Transport Minister Marc Garneau. (The Canadian Press)

Transport Minister Marc Garneau. (The Canadian Press)

Canada considering all options on Boeing plane involved in fatal Ethiopian crash

After the second deadly crash involving the model in five months, several airlines have grounded the model

Canadian Transport Minister Marc Garneau says “all options are on the table” with regard to the country’s fleet of Boeing 737 Max 8 aircraft but says the government currently has no plans to order the grounding of the plane.

Garneau’s comments came minutes after announcements from Britain, Germany, France and Ireland that they were grounding or closing airspace to the new Boeing plane involved in the Ethiopian Airlines disaster.

He later tweeted that he has cancelled all his meetings and public events on Tuesday to meet with his Civil Aviation Expert Panel and will consider all potential actions.

Canada is working with the U.S. Federal Aviation Authority to determine if action is required.

READ MORE: Growing number of Boeing Max 8 planes grounded after crash

READ MORE: Canadians swamp airlines with safety concerns around Boeing 737 following crash

No U.S. airlines have grounded the Boeing 737 Max 8 models that they fly, but at least one group representing flight attendants at a major carrier says it does not want to put its members on the plane until further investigations are completed.

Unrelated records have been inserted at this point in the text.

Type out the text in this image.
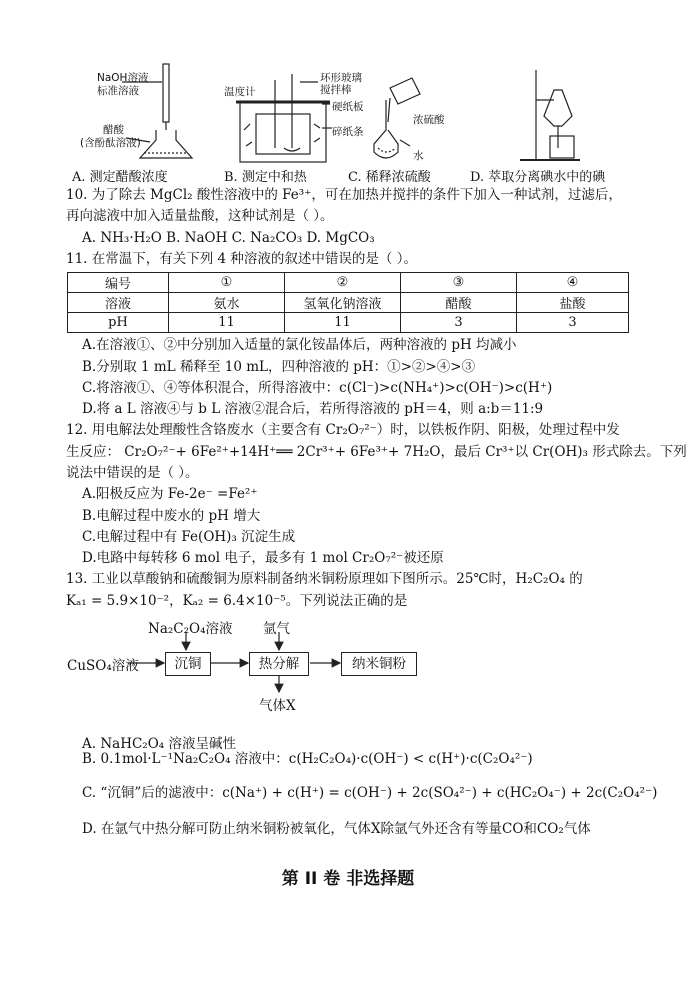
NaOH溶液
标准溶液
醋酸
(含酚酞溶液)
温度计
环形玻璃
搅拌棒
硬纸板
碎纸条
浓硫酸
水
A. 测定醋酸浓度	B. 测定中和热	C. 稀释浓硫酸	D. 萃取分离碘水中的碘
10. 为了除去 MgCl₂ 酸性溶液中的 Fe³⁺，可在加热并搅拌的条件下加入一种试剂，过滤后，
再向滤液中加入适量盐酸，这种试剂是（ ）。
A. NH₃·H₂O B. NaOH C. Na₂CO₃ D. MgCO₃
11. 在常温下，有关下列 4 种溶液的叙述中错误的是（ ）。
编号	①	②	③	④
溶液	氨水	氢氧化钠溶液	醋酸	盐酸
pH	11	11	3	3
A.在溶液①、②中分别加入适量的氯化铵晶体后，两种溶液的 pH 均减小
B.分别取 1 mL 稀释至 10 mL，四种溶液的 pH：①>②>④>③
C.将溶液①、④等体积混合，所得溶液中：c(Cl⁻)>c(NH₄⁺)>c(OH⁻)>c(H⁺)
D.将 a L 溶液④与 b L 溶液②混合后，若所得溶液的 pH＝4，则 a:b＝11:9
12. 用电解法处理酸性含铬废水（主要含有 Cr₂O₇²⁻）时，以铁板作阴、阳极，处理过程中发
生反应： Cr₂O₇²⁻+ 6Fe²⁺+14H⁺══ 2Cr³⁺+ 6Fe³⁺+ 7H₂O，最后 Cr³⁺以 Cr(OH)₃ 形式除去。下列
说法中错误的是（ ）。
A.阳极反应为 Fe-2e⁻ =Fe²⁺
B.电解过程中废水的 pH 增大
C.电解过程中有 Fe(OH)₃ 沉淀生成
D.电路中每转移 6 mol 电子，最多有 1 mol Cr₂O₇²⁻被还原
13. 工业以草酸钠和硫酸铜为原料制备纳米铜粉原理如下图所示。25℃时，H₂C₂O₄ 的
Kₐ₁ = 5.9×10⁻²，Kₐ₂ = 6.4×10⁻⁵。下列说法正确的是
Na₂C₂O₄溶液 氩气
CuSO₄溶液	沉铜	热分解	纳米铜粉
气体X
A. NaHC₂O₄ 溶液呈碱性
B. 0.1mol·L⁻¹Na₂C₂O₄ 溶液中：c(H₂C₂O₄)·c(OH⁻) < c(H⁺)·c(C₂O₄²⁻)
C. “沉铜”后的滤液中：c(Na⁺) + c(H⁺) = c(OH⁻) + 2c(SO₄²⁻) + c(HC₂O₄⁻) + 2c(C₂O₄²⁻)
D. 在氩气中热分解可防止纳米铜粉被氧化，气体X除氩气外还含有等量CO和CO₂气体
第 II 卷 非选择题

After the second deadly crash involving the model in five months, several airlines and countries in Asia, Europe and the Middle East have grounded it or banned it from their airspace.

The Association of Professional Flight Attendants, which represents more than 26,000 flight attendants at American Airlines, called on CEO Doug Parker to “strongly consider grounding these planes until an investigation can be performed.” The group said flight attendants will not be forced to fly if they feel unsafe.

Brian Parrish, a spokesman for Southwest Airlines which flies 34 Max 8s, said the carrier remains confident about the plane’s safety. American Airlines Group, which flies 24 of the planes, said it has full confidence in the model.